Saving Alex
- First edition
- Author: Alex Cooper Joanna Brooks
- Language: English
- Genre: Memoir
- Published: 2016
- Publisher: HarperOne
- Publication place: United States
- Pages: 256
- ISBN: 9780062374608

= Saving Alex =

2016 memoir by Alex Cooper and Joanna Brooks

Saving Alex: When I Was Fifteen I Told My Mormon Parents I Was Gay, and That's When My Nightmare Began is a 2016 memoir by Alex Cooper with Joanna Brooks.

==Summary==
Alex Cooper, a Mormon 15-year-old, comes out as a lesbian to her parents and tells them she is in love with a girl named Yvette. They throw her out of the house. After Alex stays with a sympathetic neighbor for a while, she is then taken by her parents to a conversion therapy program in Utah run by Johnny and Tiana Siale (who are good friends with Alex's grandparents whom Alex's parents stated that she was going to be staying with) where she is held for eight months against her will.
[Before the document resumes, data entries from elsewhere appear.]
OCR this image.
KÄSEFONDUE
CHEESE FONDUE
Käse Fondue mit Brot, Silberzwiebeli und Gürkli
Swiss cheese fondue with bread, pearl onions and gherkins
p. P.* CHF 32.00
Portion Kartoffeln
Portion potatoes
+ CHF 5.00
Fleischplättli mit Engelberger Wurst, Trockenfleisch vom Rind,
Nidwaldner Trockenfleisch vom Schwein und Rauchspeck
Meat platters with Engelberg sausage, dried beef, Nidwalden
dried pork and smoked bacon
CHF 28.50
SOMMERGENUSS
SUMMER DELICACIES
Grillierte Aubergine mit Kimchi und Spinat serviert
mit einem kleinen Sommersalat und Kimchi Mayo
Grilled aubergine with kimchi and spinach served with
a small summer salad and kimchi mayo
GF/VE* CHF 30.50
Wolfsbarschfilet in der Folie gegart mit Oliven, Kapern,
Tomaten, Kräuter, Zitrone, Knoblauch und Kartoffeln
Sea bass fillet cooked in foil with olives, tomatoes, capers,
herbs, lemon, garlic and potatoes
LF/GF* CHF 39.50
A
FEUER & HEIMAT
Cooper is forced to face a wall while wearing a backpack full of stones to "feel the burden of being gay", beaten by Johnny if any escape attempt happens, kept from school, and verbally abused. In addition, if they went to church with the Siales, Alex and anyone in their program are told not to interact with them in any way. She attempts suicide by taking every pill in the house. Also at the house are two boys who Johnny makes hit each other to be more manly, and Johnny joins in on the hitting if they don't hit hard enough.
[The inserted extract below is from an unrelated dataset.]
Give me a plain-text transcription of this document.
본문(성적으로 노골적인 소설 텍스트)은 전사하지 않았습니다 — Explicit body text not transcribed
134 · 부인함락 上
When Cooper is allowed to enroll in high school, she learns of a gay–straight alliance club that is overseen by her English teacher where they sympathize with her plight. With their help, she is connected with a Salt Lake City attorney named Paul Burke who agrees to represent her pro bono. When one of the teachers calls to inform the Siales that she was late to their class, they pull her out of school and have her face the wall in the usual manner. Once the Siales are sound asleep, Alex successfully escapes from the house, hides near a bus stop until the buses start running, and rides it to the school. Once the school opens, Alex tells her English teacher what happened. This leads to Alex living in a local youth crisis center for a while after being taken there by a friendly police officer.
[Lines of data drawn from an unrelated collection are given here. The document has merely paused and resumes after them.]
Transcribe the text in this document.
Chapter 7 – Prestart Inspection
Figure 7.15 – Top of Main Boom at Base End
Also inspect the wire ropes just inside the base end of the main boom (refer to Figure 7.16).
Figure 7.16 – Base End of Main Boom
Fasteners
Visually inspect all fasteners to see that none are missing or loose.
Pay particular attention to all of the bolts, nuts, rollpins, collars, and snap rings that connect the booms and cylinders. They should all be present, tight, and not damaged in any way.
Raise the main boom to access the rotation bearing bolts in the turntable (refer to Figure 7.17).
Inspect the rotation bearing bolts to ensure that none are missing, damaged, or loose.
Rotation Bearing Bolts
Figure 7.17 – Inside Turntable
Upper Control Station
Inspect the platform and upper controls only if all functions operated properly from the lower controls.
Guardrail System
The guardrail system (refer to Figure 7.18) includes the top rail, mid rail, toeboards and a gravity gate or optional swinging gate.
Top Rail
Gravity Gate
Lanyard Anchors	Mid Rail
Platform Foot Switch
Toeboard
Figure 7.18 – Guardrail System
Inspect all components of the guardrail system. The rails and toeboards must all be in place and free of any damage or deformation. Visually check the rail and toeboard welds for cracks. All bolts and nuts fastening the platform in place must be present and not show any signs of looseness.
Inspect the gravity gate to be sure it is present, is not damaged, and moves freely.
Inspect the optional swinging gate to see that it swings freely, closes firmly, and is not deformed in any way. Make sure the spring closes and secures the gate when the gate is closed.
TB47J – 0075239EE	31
When it came to the trial, Burke represents her, earning her the right to refuse conversion therapy. Afterwards, Alex opts not to press charges against the Siales as it would not help her move on with her life. Both of the Siales lose their jobs and have their kids taken away from them. Alex reconciles with her parents.

==Reception==

The book was reviewed in Publishers Weekly, Kirkus Reviews, School Library Journal, and Huffington Post.

==Adaptation==
On September 18, 2019, Lifetime aired an adaption of this memoir called Trapped: The Alex Cooper Story as part of its "Ripped from the Headlines" feature film series. The film stars Addison Holley as Alex Cooper, Nicolette Pierce as Frankie Jackson (who is based on Yvette), Sara Booth as Tiana Simms (who is based on Tiana Siale), Ian Lake as Johnny Simms (who is based on Johnny Siale), Kate Drummond as Mrs. Cooper, Wilson Cruz as Paul C. Burke, Steven Cumyn as Mr. Cooper, and Elisa Mooncherry as Carol Lynn Nielson (who is based on the English teacher that helped Alex).